The Molecular Biophysics Training Grant (MBTG) is the main graduate training program at UC Berkeley at the physics-biology interface at the molecular level. MBTG covers the fields of macromolecular folding, structure, and dynamics; structural biology; and single molecule biophysics, including molecular imaging within living cells. The MBTG seeks to train the next generation of scientists to apply the principles and tools of physics and physical chemistry to solve the most intractable, fundamentally challenging, and medically urgent problems across all of biology. These challenges require training across the boundaries of physics, engineering, and physical chemistry on the one hand, and molecular and cell biology on the other.
MBTG in a nutshell
- MBTG appointments are for two years. MBTG trainees will be supported to carry out rotations in their first year, and subsequently, early stage Ph.D. research in the laboratories of the training faculty (see below for list).
- There are two core courses in the MBTG program, MCB 206 (Physical Biochemistry) and Chem 270 (Advanced Biophysical Chemistry).
- Trainees attend the annual Biophysics Retreat on Tomales Bay and a monthly lunchtime meeting. Trainees present their research to faculty and fellow students once per year at the MBTG lunch.
- The MBTG provides training in the responsible conduct of research and in scientific rigor and reproducibility.
- The MBTG provides career development training and resources.
- MBTG students select and host two seminar speakers per year in the Structural and Quantitative Biology seminar series.
- MBTG provides subsidies to defray travel and registration costs for trainees to attend conferences.
- MBTG is the focal point for diversity outreach in molecular biophysics.

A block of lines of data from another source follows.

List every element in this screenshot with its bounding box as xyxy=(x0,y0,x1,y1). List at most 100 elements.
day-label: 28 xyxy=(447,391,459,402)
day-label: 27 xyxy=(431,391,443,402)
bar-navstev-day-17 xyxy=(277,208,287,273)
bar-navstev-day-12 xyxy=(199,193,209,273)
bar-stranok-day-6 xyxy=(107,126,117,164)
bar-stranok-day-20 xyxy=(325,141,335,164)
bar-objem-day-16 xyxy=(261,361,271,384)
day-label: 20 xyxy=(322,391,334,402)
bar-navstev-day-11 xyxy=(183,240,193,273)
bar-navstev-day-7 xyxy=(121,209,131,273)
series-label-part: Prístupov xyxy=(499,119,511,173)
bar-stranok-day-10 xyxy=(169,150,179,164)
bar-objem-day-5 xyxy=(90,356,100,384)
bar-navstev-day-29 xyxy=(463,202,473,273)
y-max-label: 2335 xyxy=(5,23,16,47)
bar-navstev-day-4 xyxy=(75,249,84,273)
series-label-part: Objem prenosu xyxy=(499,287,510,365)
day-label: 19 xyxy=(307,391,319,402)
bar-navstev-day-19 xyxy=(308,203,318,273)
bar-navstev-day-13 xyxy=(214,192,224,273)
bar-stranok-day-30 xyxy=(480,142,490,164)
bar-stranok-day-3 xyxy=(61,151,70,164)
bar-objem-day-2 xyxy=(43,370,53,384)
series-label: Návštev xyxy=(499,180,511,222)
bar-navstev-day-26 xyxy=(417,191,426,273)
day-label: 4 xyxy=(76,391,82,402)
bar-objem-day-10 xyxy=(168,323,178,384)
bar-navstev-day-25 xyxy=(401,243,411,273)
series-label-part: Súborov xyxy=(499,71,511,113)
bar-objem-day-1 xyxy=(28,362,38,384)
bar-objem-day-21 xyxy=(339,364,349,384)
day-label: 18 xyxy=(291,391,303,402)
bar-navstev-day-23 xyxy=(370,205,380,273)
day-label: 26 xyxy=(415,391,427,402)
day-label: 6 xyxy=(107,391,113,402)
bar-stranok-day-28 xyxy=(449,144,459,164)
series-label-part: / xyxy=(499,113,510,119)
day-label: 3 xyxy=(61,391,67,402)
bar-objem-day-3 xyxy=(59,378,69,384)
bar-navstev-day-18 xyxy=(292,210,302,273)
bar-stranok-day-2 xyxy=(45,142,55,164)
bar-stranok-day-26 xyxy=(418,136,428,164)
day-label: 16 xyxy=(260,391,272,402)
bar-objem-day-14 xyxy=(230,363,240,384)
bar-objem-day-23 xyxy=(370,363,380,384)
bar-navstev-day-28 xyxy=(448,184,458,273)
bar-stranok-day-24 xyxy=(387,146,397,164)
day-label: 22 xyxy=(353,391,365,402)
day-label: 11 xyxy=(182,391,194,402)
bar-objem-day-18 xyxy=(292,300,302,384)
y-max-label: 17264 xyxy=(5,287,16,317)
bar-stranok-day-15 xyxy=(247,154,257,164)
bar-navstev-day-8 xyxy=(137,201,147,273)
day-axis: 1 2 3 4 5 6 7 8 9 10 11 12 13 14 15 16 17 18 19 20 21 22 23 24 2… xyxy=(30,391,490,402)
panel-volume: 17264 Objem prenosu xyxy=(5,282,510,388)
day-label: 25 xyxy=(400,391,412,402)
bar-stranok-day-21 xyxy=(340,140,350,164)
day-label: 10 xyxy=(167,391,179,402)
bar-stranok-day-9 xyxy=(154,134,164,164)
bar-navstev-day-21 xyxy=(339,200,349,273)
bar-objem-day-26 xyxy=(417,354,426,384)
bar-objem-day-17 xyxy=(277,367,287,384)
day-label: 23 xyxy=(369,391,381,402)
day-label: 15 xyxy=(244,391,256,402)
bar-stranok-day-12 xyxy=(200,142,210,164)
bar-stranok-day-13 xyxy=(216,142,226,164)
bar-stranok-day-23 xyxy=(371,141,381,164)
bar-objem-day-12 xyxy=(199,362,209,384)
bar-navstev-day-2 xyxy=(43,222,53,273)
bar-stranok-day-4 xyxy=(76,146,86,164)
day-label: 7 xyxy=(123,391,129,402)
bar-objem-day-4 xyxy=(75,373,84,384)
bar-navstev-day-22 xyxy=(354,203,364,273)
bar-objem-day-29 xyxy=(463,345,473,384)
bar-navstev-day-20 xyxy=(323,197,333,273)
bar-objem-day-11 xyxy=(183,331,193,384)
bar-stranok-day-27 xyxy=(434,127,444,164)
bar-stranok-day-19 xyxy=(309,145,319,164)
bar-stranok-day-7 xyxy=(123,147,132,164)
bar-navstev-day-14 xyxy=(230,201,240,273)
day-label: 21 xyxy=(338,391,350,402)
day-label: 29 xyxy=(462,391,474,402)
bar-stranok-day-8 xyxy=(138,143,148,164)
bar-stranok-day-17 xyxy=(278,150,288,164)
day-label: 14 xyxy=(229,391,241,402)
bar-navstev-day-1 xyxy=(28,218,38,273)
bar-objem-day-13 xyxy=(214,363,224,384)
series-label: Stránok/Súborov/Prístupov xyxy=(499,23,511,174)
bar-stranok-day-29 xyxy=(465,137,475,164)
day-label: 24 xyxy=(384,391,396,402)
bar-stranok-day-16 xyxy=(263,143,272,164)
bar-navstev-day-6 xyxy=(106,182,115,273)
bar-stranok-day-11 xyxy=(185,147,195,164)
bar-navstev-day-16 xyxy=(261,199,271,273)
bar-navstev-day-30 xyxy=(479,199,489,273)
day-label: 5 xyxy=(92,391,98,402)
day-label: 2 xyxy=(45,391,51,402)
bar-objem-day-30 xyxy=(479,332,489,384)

Most students enter the MBTG program by nomination from the Graduate Group in Biophysics. Students can also be nominated by the Departments of Chemistry or Molecular and Cell Biology. Students interested in joining the MBTG should apply to the Biophysics Program or the Chemistry or MCB graduate programs. Newly admitted Biophysics students whose research interests match MBTG faculty will automatically be considered. New admits to Chemistry and MCB interested in MBTG are encouraged to express an interest in MBTG through their department at the time they accept an offer of admission.
The MBTG (GM 08295) is funded by the National Institute of General Medical Sciences and directed by Professors James Hurley and David Wemmer.